Thursday, August 7, 2008

Big Fish in the Pond

The merger of HKS architects with Hill glazier, becoming HKS Hill Glazier Studio has made the new firm arguably the largest hospitality design group in the world. Before the merger, both companies enjoyed wide acclaim and recognition, ranking in the top ten nationally and grossing almost $3 billion in anual work making them leaders in the hospitality design sector.
The merger, which occured in June of 2007 had me wondering how strong the new collaboration would be as many successful and strong willed architects have a hard time working symbiotically with each other, especially when it comes to? Yep, design concepts. I expected that there would also be some cut backs in the firm size in terms of staff and offices but that has not been the case. In the past year, HKS Hill Glazier has not only doubled its workload but also introduced 23 new offices around the world, hired over 100 hospitality design staff members and have more than $14 billion in construction underway in California alone.
One reason for this seamless transition is the fact that before the merger, the two firms had worked together for more than 10 years on projects such as the One&Only Palmila in Los Cabos, Mexico, the Ocean Club in Paradise Island, Bahamas and the Rosewood Resort in Telluride, Colorado.
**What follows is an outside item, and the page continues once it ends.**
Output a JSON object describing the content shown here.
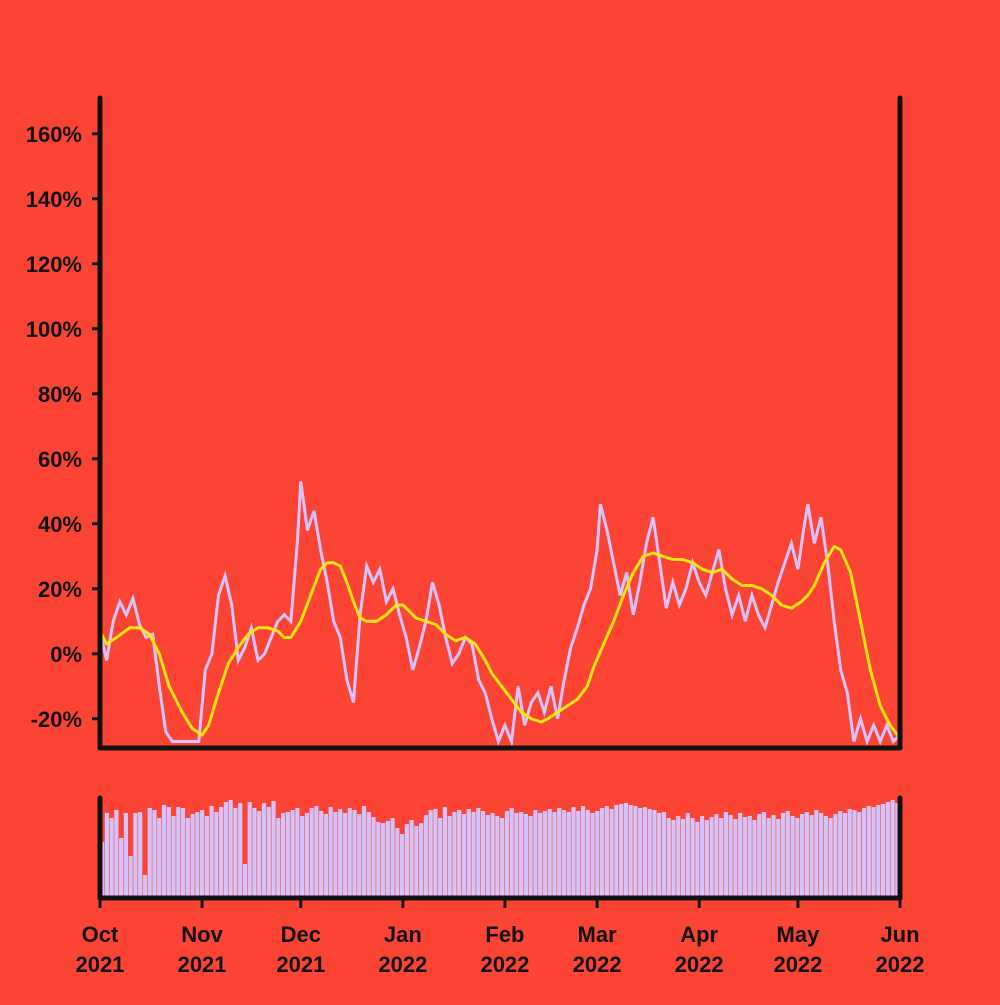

This helped foster a strong relationship of professional trust and familiarity and confidence in each of their respective design strengths.
I am happy to see that HKS Hill Grazier is a true partnership and I think that the firm is only going to get stronger in the coming years establishing themselves as the big fish in the small pond of the hospitality design industry but I think that they are beginning to set a precedent for large company monopolization in the field of architecture.

3 comments:

Anonymous said...

In your opinion, how do architectural firms achieve 'true partnership'? And do you consider that mergers among architectural firms can become a new trend?

ArchSourcer said...

Well I think that like any partnership in life, there has to be mutual respect and consideration between the two parties. I think that if two architectural firms can work on a project without vying for more control over the other and are willing to be flexible in accomodating their respective ideas, they will be an ideal partnership.
If more firms can achieve this, such mergers may indeed begin to occur more but I hope that is not the case. Some projects need the touch of a smaller sized firm than a large corporation. As has been seen over the years, smaller firms are able to dedicate more time and effort to lower profile community projects than large firms who are too busy with projects they hope will put them on the front cover of Architectural Record.

TheEngineer said...

I do not think its a good idea. A firm that large becomes unwieldy. An architectural or engineering firm is only as good as the team you get on your project and size has absolutely nothing to do with that. Its not like HKS or Hill Glazer was struggling for work before this merger, so whats the point. Access to more markets? HKS is doing work all over the world. I think it's more a case of greed.

If your an Architectural Project Manager at HKS this merger does nothing for you. In fact it makes your life more complex. If your a principal then your firms overall billing are increased and your 1% share goes from being 1% of $100 million to 1% of $200 million. Thats why this merger happened. Good old greed!